|Lalu Prasad shouting that the Hindu|
scripture does not preach extremism
New Delhi: The Lok Sabha was adjourned this morning as MPs protested against a move in Russia to ban the Bhagavad Gita.
In a Siberian court, state prosecutors have petitioned that the Gita, distributed locally by ISKCON members, is "extremist" literature. The court in Siberia's Tomsk city is scheduled to deliver its verdict today.
The final pronouncement in the case comes just two days after Indian Prime Minister Manmohan Singh was in Moscow for a bilateral summit meeting with Russian President Dmitry Medvedev.
The International Society for Krishna Consciousness (ISKCON) has in recent years been noted for bulking up its membership in Eastern Europe. The organization has more than 400 centres across the world.

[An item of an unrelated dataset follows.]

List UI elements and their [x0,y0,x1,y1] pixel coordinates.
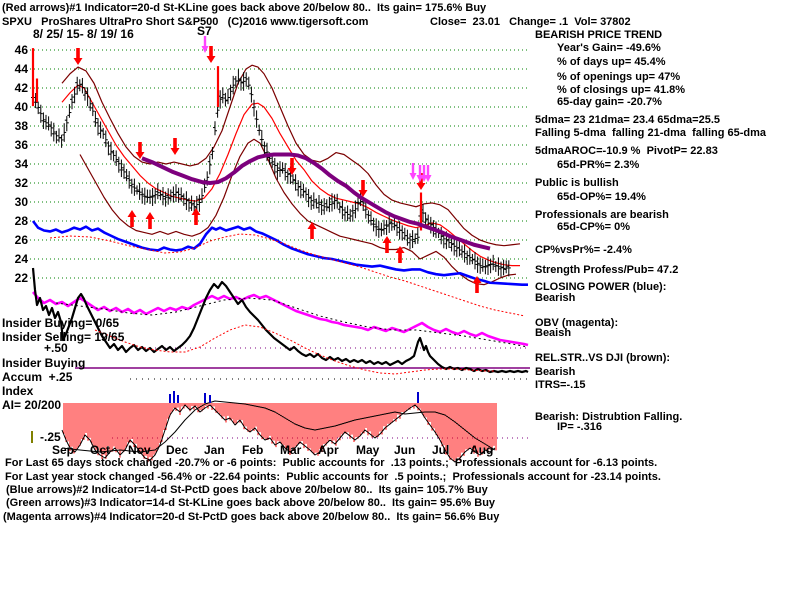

"I want to know from the government what it is doing. The religious rights of Hindus in Russia should be protected. The government should impress upon the Russian authorities through diplomatic channels," said Bhartruhari Mahtab, an PM from the Biju Janata Dal. Lalu Prasad of the Rashtriya Janata Dal (RLD) was heard shouting that the Hindu scripture does not preach extremism.
The court in Tomsk is deciding whether to accept that the Gita is literature that spreads "social dischord." The petition filed in June this year also asks for a ban on a Russian translation of the Gita written by AC Bhaktivedanta Swami Prabhupada, the founder of the International Society for Krishna Consciousness (ISKCON).
Nearly 15,000 Indians in Moscow have appealed to the Indian government to intervene diplomatically. They say the court case also wants to ban the writings of of Prabhupada and ISKCON's religious beliefs on the grounds that they preach "hatred" of other religious beliefs.